The clearest example of failures due to the deterioration of the health system has been breast cancer screening. The women of Amama have carried a 15-meter banner with the names of 2,500 women, apart from the 2,317 affected women that the Board has counted, who have suffered delays in their diagnoses and who have not been called by the administration. “We have all lost something that cannot be recovered, trust in public health,” said Cristina Fernández, affected by the screenings, during the speeches.
Public health users are not the only ones who suffer from the deterioration of the system; Professionals like Roca have also not seen improvements with any of the shock plans implemented by the Board to try to stop the collapse in primary care or the waiting lists. In Granada, Marta García Caballos, family doctor and spokesperson for the Roundtable in Defense of Public Health, maintains that there is “a lack of real commitment to improving the structural problems of the system that give rise to very long and unacceptable waiting lists for consultations and surgery appointments in hospitals. But also in health centers so that family doctors can see you.” She is convinced that this problem – “which began to deteriorate years ago, around the time of the 2007 crisis” – has a solution. “This is not an impossible deterioration. Moreno’s statements that this has no solution are very self-serving. Destroy the public to justify its privatization. It is perfectly possible to fix it because there are enough personnel and the health system is very robust. We just need to capitalize on it in terms of professionals and structure.”
“My hope is that what people demand on the streets and on the networks will be transformed into a vote, not as a punishment, but as a warning to tell Moreno that he has not done well,” says María Ángeles. However, she is not optimistic because she believes that the surveys, which give very good results for the PP, do not reflect this wear and tear on healthcare. Agustín, a 61-year-old retiree, doesn’t have it all with him either. “I would like it to be like that and to show the reality that we are suffering in Andalusia,” he says, accompanied by his daughter Marta, a 29-year-old administrator.

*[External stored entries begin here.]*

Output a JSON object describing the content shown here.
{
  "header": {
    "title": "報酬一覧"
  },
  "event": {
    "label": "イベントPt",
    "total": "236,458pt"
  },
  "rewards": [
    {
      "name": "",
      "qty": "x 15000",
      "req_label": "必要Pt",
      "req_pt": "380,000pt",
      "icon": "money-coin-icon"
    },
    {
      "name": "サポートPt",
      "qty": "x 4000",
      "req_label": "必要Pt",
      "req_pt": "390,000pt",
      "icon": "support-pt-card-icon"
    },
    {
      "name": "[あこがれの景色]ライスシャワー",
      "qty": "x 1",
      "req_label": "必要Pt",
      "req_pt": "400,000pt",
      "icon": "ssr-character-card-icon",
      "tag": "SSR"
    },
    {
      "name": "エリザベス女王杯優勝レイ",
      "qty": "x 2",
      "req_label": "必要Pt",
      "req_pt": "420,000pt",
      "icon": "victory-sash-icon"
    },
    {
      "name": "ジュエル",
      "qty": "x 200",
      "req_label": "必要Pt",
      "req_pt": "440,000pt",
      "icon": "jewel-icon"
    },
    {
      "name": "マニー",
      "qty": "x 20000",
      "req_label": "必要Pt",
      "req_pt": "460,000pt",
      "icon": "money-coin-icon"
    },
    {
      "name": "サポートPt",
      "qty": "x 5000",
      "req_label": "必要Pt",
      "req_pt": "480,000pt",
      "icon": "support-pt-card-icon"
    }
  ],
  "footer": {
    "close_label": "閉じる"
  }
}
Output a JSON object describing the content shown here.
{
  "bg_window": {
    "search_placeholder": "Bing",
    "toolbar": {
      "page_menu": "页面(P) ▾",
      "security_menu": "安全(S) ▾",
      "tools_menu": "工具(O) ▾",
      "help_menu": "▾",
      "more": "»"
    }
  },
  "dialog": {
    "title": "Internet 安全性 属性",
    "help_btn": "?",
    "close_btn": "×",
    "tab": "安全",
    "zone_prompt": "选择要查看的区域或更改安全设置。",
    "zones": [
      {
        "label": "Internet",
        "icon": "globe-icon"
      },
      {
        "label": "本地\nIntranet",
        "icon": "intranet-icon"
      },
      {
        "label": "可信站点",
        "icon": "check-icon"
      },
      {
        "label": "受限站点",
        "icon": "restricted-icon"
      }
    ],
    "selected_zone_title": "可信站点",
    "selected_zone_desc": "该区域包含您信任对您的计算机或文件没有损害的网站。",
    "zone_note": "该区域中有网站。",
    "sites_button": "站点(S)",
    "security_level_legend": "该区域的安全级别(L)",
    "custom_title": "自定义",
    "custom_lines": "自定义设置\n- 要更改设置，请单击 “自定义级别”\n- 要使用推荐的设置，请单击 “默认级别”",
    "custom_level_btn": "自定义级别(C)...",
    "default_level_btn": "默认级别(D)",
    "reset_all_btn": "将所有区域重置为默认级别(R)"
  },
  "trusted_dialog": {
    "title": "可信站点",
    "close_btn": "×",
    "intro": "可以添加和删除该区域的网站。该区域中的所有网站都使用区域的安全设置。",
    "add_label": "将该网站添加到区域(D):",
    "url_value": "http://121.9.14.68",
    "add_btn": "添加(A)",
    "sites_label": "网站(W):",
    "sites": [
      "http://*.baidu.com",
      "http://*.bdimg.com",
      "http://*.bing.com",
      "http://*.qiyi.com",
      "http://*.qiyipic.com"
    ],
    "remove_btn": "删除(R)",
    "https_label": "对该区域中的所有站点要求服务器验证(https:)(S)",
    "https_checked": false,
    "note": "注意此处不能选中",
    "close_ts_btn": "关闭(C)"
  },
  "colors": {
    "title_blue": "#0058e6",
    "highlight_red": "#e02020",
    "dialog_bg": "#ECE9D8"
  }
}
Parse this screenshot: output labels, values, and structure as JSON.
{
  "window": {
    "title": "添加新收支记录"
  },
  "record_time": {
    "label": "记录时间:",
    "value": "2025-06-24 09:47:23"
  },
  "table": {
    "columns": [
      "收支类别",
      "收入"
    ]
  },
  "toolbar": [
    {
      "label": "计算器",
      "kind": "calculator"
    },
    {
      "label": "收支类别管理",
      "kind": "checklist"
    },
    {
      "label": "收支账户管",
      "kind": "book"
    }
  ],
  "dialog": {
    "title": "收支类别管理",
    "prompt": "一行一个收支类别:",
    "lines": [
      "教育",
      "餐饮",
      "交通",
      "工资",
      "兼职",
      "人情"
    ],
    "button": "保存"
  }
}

She believes that neither the person who started the process of deterioration in healthcare, the PSOE, nor the person who has made it worse, the PP, can solve the problem. “They depend on the interests of their parties in Madrid, that is why I believe that the Andalusian forces are the ones who can promote the reform of the system,” he maintains. There is debate between Adelante Andalucía and Por Andalucía. He hopes to decide during the campaign, but he does know, like the rest of the attendees, that his vote on May 17 will be conditioned by the defense of public health. “Be clear that public health is something that we should not do without and that should guide the vote,” defends Juan Ignacio Rodríguez, who is wearing a t-shirt with the slogan “We’ve been fooled”.